Prima: “E’ a livello di analfabetismo la conoscenza del vino in Italia […] E’ un problema culturale e manifestazioni come il Vinitaly, così come concepite, non possono certo migliorare le cose”.
Dopo: “Ho sentito da qualcuno che avrei dichiarato che il Vinitaly non mi piace. Non è vero. Il Vinitaly è quanto di meglio esiste nel nostro paese”.
Prima: “Non ci vado per motivi di stanchezza.

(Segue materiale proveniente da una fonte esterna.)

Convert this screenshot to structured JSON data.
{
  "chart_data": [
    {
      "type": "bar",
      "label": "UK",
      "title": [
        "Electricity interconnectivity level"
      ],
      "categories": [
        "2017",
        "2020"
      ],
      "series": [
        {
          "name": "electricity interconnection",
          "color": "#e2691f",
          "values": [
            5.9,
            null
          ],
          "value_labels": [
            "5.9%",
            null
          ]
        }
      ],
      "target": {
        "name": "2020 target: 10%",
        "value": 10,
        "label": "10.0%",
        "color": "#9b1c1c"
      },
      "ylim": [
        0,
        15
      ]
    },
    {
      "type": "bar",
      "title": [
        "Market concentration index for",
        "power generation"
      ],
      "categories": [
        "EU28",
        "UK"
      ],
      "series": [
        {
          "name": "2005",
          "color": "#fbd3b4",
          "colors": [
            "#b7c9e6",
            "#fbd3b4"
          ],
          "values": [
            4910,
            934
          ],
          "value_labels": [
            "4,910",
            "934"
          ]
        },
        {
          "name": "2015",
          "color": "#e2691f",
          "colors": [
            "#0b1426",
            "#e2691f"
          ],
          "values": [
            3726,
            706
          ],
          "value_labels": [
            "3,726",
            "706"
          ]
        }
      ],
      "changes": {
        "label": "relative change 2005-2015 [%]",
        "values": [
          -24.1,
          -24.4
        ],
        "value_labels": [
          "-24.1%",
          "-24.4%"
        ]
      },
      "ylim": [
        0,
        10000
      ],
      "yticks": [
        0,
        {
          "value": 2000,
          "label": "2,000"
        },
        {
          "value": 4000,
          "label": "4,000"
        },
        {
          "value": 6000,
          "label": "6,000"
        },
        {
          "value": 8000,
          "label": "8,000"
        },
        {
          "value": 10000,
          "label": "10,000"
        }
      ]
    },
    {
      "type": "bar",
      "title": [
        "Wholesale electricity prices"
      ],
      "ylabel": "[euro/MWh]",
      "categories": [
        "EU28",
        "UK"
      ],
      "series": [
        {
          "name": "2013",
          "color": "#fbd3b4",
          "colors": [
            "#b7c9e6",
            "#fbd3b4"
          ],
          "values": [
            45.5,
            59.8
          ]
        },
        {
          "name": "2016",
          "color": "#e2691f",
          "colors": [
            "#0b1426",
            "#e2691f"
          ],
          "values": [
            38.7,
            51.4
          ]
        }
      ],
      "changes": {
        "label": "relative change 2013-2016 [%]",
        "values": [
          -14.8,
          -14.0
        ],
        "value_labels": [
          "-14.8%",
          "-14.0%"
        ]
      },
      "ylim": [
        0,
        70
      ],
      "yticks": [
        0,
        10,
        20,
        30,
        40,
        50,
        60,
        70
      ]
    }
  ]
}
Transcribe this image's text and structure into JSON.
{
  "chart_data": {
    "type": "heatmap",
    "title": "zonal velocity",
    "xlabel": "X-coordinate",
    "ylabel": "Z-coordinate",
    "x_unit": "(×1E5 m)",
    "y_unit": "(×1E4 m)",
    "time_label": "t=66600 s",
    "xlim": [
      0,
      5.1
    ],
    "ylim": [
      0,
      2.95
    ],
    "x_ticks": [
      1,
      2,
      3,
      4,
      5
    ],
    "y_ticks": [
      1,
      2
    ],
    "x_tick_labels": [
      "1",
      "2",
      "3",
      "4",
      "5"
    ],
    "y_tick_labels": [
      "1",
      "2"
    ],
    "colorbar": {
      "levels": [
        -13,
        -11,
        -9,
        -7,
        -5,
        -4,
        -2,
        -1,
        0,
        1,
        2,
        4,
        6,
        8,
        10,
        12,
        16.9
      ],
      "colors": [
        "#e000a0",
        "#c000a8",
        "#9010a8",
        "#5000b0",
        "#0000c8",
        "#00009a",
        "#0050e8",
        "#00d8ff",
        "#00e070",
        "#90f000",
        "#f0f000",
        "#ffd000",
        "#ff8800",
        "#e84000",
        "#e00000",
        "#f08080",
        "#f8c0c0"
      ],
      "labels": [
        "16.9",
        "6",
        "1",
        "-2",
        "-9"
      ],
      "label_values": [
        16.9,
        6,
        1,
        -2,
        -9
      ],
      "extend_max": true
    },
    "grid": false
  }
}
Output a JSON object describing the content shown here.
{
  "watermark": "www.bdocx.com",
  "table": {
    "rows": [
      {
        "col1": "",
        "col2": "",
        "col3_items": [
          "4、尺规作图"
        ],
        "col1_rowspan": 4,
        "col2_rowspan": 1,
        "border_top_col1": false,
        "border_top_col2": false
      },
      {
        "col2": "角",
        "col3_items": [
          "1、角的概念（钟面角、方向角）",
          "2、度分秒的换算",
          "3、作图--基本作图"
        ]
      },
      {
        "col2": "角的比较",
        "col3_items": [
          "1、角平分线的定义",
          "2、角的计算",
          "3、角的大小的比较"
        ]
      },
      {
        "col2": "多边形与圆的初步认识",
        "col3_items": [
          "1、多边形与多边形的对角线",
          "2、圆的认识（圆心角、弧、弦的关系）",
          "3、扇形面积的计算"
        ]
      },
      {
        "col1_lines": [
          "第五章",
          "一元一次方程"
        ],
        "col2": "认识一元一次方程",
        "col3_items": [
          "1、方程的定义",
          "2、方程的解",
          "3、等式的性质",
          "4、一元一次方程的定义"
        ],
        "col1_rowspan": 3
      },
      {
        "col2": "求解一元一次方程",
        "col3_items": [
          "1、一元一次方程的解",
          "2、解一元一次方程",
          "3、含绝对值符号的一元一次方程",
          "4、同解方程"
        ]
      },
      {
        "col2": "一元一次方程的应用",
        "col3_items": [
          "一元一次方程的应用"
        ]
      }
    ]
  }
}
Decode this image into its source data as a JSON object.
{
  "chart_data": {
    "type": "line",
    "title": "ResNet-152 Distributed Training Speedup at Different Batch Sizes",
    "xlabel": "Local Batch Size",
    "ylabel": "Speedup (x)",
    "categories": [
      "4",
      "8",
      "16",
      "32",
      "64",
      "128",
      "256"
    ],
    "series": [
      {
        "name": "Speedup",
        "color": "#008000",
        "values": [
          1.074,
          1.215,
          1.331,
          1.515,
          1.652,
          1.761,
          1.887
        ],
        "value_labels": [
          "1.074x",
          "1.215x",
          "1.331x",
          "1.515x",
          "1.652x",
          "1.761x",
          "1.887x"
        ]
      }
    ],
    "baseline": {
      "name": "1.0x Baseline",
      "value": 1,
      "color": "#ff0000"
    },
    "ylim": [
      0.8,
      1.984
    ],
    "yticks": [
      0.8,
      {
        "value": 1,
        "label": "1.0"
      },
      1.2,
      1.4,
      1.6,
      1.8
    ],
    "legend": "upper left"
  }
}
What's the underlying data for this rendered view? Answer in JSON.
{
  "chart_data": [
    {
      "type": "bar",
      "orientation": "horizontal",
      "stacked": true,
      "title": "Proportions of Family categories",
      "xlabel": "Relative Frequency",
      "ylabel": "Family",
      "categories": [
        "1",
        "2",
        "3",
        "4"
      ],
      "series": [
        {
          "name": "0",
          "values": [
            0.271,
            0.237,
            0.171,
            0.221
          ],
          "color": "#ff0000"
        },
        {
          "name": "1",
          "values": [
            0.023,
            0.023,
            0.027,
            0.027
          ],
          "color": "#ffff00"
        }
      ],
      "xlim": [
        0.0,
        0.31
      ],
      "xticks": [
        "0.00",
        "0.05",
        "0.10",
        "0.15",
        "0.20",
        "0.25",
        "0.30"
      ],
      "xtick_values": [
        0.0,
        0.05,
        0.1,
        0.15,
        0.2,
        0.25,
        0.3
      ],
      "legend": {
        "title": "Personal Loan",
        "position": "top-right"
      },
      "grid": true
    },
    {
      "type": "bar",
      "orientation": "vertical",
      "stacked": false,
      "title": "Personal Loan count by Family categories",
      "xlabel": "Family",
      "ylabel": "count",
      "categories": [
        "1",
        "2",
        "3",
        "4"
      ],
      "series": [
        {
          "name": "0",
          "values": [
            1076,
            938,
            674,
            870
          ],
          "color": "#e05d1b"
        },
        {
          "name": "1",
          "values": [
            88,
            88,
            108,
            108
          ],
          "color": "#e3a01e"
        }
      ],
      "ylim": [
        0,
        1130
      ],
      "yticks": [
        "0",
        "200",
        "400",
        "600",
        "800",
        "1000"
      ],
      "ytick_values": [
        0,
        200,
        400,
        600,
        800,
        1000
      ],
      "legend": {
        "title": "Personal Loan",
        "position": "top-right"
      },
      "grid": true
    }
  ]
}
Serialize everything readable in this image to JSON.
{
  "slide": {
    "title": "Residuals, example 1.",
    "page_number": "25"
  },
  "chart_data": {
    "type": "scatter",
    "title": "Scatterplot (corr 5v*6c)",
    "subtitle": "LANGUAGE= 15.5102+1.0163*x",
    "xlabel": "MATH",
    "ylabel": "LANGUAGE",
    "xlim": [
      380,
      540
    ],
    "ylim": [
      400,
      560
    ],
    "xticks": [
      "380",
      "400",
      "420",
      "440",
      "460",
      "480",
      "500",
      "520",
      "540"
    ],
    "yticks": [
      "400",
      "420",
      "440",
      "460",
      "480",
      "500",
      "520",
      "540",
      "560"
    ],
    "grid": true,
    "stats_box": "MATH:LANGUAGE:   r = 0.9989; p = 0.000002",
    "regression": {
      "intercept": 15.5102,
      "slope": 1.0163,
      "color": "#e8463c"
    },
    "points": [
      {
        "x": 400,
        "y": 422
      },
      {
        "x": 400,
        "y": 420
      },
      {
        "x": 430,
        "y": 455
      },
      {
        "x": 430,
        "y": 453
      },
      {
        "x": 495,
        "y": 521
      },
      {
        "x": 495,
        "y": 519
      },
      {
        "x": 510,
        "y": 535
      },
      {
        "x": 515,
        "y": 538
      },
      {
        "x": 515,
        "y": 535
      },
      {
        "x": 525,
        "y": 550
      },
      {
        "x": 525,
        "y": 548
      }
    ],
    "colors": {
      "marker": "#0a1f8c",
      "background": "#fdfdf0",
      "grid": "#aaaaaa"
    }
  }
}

Fino a qualche anno fa avevamo un bellissimo stand Ais Roma e Bibenda […] Questa manifestazione non è che un appuntamento per il popolo del vino, ormai ampiamente circoscritto […] C’è poco business e molto star system”.
Dopo: “(Vinitaly) è quanto di più importante e meglio organizzato si possa fare per il Vino. E’ stata un’idea vincente di qualche anno fa, e oggi, lo è ancora di più”.
Le opinioni che avete letto sono, a mio modo di vedere, anche condivisibili, almeno in parte, per diversi motivi. Poi, figuriamoci, qui a Dissapore siamo i campioni della tolleranza o del lib-lab. Quello che sorprende, forse, è che tali affermazioni provengano dalla stessa persona, a breve distanza di tempo: Franco Maria Ricci, prima (si apre un pdf) e dopo, appunto. La parte più ostica però sta nella chiosa del dopo, in cui si legge, tra l’altro: “Il mio malessere riguarda la presenza di comunicatori del vino che nulla hanno da dire alle presenze acculturate né, tantomeno, a chi è digiuno di cultura dell’arte del bere giusto”. Urge traduttore.